Negligence and the Consumer Credit Act

Will we see more credit card companies as Defendants?

Health and social care17.03.20258 mins read

Key takeaways

Section 75 enables claims against credit providers

Consumers may recover damages from card companies

Practitioners face reputational and financial risks

Judgments may impact insurers and increase litigation costs

Overseas treatments may still trigger liability

Jurisdictional limits do not exclude credit card claims

Introduction 

In the recent case of Bailey -v- (1) Bijlani (2) MBNA Ltd [2025] EWHC 175 (KB) the Claimant recovered substantial damages after failed implant surgery carried out by a private dentist. The Claimant recovered against the dentist but also against the credit card company as she had paid for the treatment by credit card. This has implications for private dental, medical and aesthetic practitioners where there is an issue regarding indemnity cover either in terms of the cover itself or in respect of the limit of the indemnity.

This article outlines the criteria for bringing such a claim against a credit card company and the ramifications for Defendants in terms of reputational issues and costs.

The facts

The claim arose from the removal of a longstanding bridge that the Claimant had in place of LL1 and LR1 and its attempted replacement with an implant. Both procedures were alleged to have been conducted negligently.
As a result of the alleged negligent treatment, the Claimant suffered:

  1. Considerable physical pain;

  2. Surgical removal of the implant, bone loss in her jaw and the loss of the two adjacent teeth (LL2 & LR2);

  3. Considerable past remedial dental consultations and treatment and a need for future remedial treatment;

  4. Ischaemic colitis as a result of the medication that the Claimant took to control her dental pain, which has developed into consequential persistent dietary intolerances. 

The claim

The dentist named as the First Defendant operated a private clinic under a limited company which she was the sole director of and which employed her. The Claimant’s allegations against the First Defendant were in negligence.
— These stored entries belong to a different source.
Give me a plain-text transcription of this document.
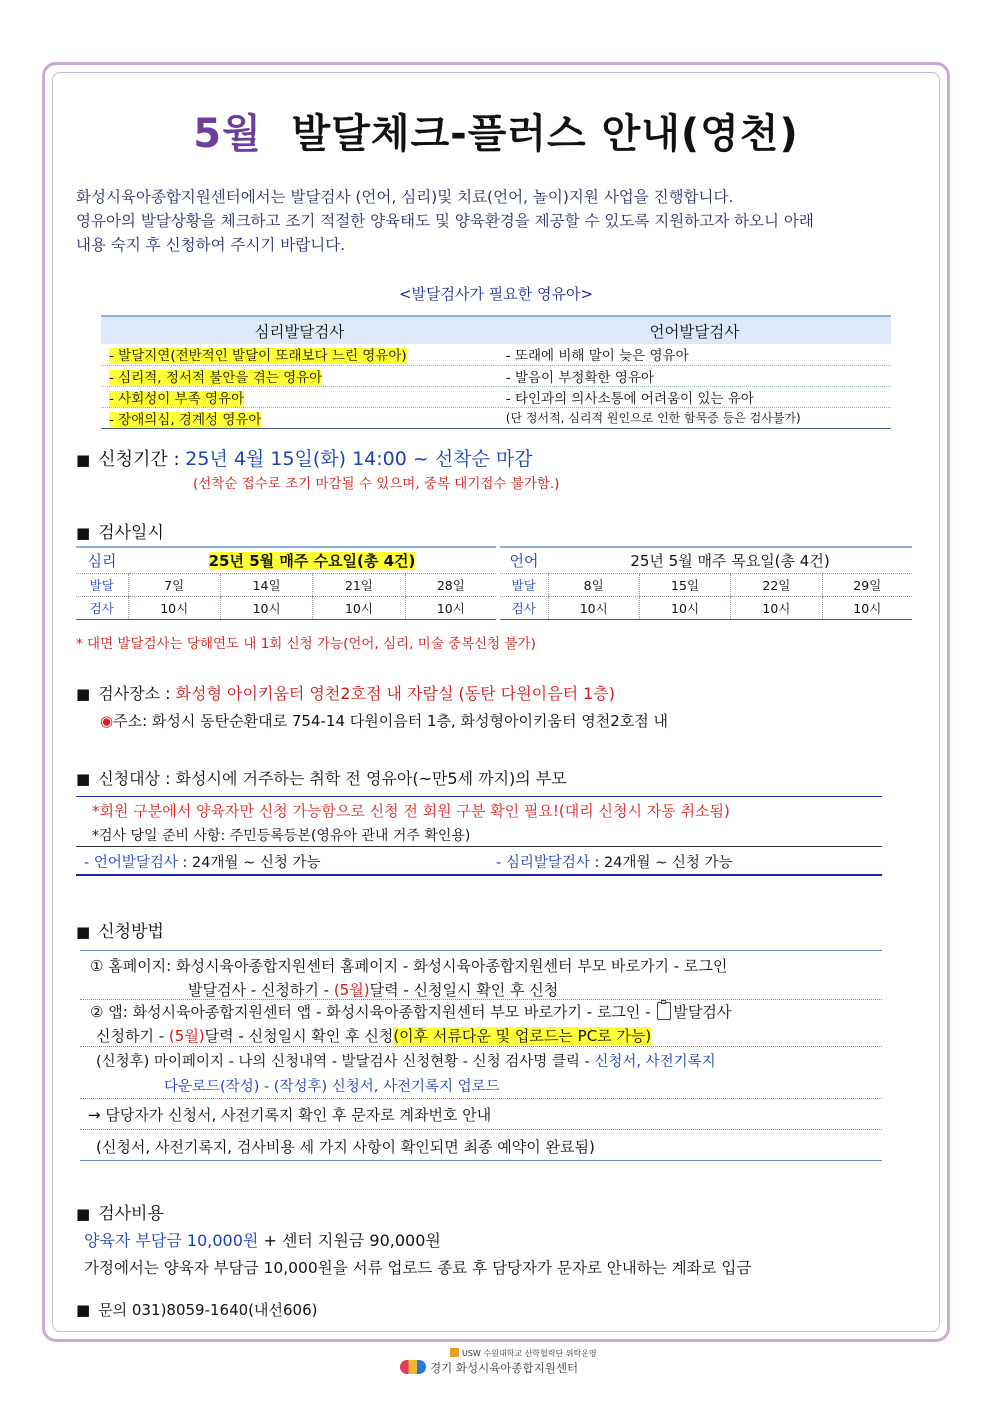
5월 발달체크-플러스 안내(영천)
화성시육아종합지원센터에서는 발달검사 (언어, 심리)및 치료(언어, 놀이)지원 사업을 진행합니다.
영유아의 발달상황을 체크하고 조기 적절한 양육태도 및 양육환경을 제공할 수 있도록 지원하고자 하오니 아래
내용 숙지 후 신청하여 주시기 바랍니다.
<발달검사가 필요한 영유아>
심리발달검사	언어발달검사
- 발달지연(전반적인 발달이 또래보다 느린 영유아)	- 또래에 비해 말이 늦은 영유아
- 심리적, 정서적 불안을 겪는 영유아	- 발음이 부정확한 영유아
- 사회성이 부족 영유아	- 타인과의 의사소통에 어려움이 있는 유아
- 장애의심, 경계성 영유아	(단 정서적, 심리적 원인으로 인한 함묵증 등은 검사불가)
■ 신청기간 : 25년 4월 15일(화) 14:00 ~ 선착순 마감
(선착순 접수로 조기 마감될 수 있으며, 중복 대기접수 불가함.)
■ 검사일시
심리	25년 5월 매주 수요일(총 4건)			
발달	7일	14일	21일	28일
검사	10시	10시	10시	10시
언어	25년 5월 매주 목요일(총 4건)			
발달	8일	15일	22일	29일
검사	10시	10시	10시	10시
* 대면 발달검사는 당해연도 내 1회 신청 가능(언어, 심리, 미술 중복신청 불가)
■ 검사장소 : 화성형 아이키움터 영천2호점 내 자람실 (동탄 다원이음터 1층)
◉주소: 화성시 동탄순환대로 754-14 다원이음터 1층, 화성형아이키움터 영천2호점 내
■ 신청대상 : 화성시에 거주하는 취학 전 영유아(~만5세 까지)의 부모
*회원 구분에서 양육자만 신청 가능함으로 신청 전 회원 구분 확인 필요!(대리 신청시 자동 취소됨)
*검사 당일 준비 사항: 주민등록등본(영유아 관내 거주 확인용)
- 언어발달검사 : 24개월 ~ 신청 가능	- 심리발달검사 : 24개월 ~ 신청 가능
■ 신청방법
① 홈페이지: 화성시육아종합지원센터 홈페이지 - 화성시육아종합지원센터 부모 바로가기 - 로그인
발달검사 - 신청하기 - (5월)달력 - 신청일시 확인 후 신청
② 앱: 화성시육아종합지원센터 앱 - 화성시육아종합지원센터 부모 바로가기 - 로그인 -
발달검사
신청하기 - (5월)달력 - 신청일시 확인 후 신청(이후 서류다운 및 업로드는 PC로 가능)
(신청후) 마이페이지 - 나의 신청내역 - 발달검사 신청현황 - 신청 검사명 클릭 - 신청서, 사전기록지
다운로드(작성) - (작성후) 신청서, 사전기록지 업로드
→ 담당자가 신청서, 사전기록지 확인 후 문자로 계좌번호 안내
(신청서, 사전기록지, 검사비용 세 가지 사항이 확인되면 최종 예약이 완료됨)
■ 검사비용
양육자 부담금 10,000원 + 센터 지원금 90,000원
가정에서는 양육자 부담금 10,000원을 서류 업로드 종료 후 담당자가 문자로 안내하는 계좌로 입금
■ 문의 031)8059-1640(내선606)
USW 수원대학교 산학협력단 위탁운영
경기 화성시육아종합지원센터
The Claimant also issued proceedings against her credit card company, the Second Defendant, for liability under section 75 of the Consumer Credit Act (“CCA”).

Section 75 of the CCA provides that where there is a claim against a supplier in respect of misrepresentation or breach of contract the debtor will have a like claim against the creditor in relation to a transaction which has been financed by the relevant credit agreement.

At Trial the Judge found for the Claimant in respect of the negligence claim against the First Defendant. The First Defendant did not serve any expert evidence to refute the claim.

He then had to determine whether the Second Defendant was also liable in respect of any breach of contract in relation to the dental care provided. 

The Claimant was the debtor and the Second Defendant was the creditor because the Claimant had used her credit card to pay for the dental treatment in full. The Judge found that the Claimant had contracted with the First Defendant’s company. The company was therefore the supplier under the CCA.  

Practice points 

Whilst Bond -v- Livingstone & Co [2001] PNLR 30 sets out that the possibility of using s.75 of the CCA to recover against the card provider is well established in circumstances where the supplier of services purchased via a credit card can be shown to have caused actionable damage, the decision in Bailey is reminds prudent claimants that a claim under s.75 is a way of obtaining compensation in circumstances where a negligent supplier is either not indemnified and has insufficient funds to satisfy any judgment or where the indemnity may be insufficient to cover the claim.

This has the potential to significantly impact private practitioners because any credit company who has proceedings brought against it is likely to pursue the matter to Court rather than settle in order to obtain a judgment that the practitioner is joint and severally liable so that it can seek to recover losses from the practitioner individually. This will inevitably increase the costs of proceedings which will also be of concern to any insurers involved in such cases but will also be of reputational concern to practitioners who face the prospect of a formal court judgment against them. 

Whilst it is worth noting that s.75 can only be used if the cash price of the services is more than £100 but not more than £30,000, it can also be relied upon even if only part of the payment for the services was made using credit provided that the cash price meets the criteria set out above. This means that most treatments dental and aesthetic procedures are likely to fall within s.75 if payment is made by credit card.

S.75 of the CCA also covers purchases of services made abroad. As it is possible for claimants to sue only the creditor, claimants could seek to use this section to try and avoid jurisdiction issues in cases where aesthetic or dental treatments have been purchased and received abroad. This may increase claims made against practitioners based outside the jurisdiction.

It may be that we will now see more claims where credit card providers are named as Defendants.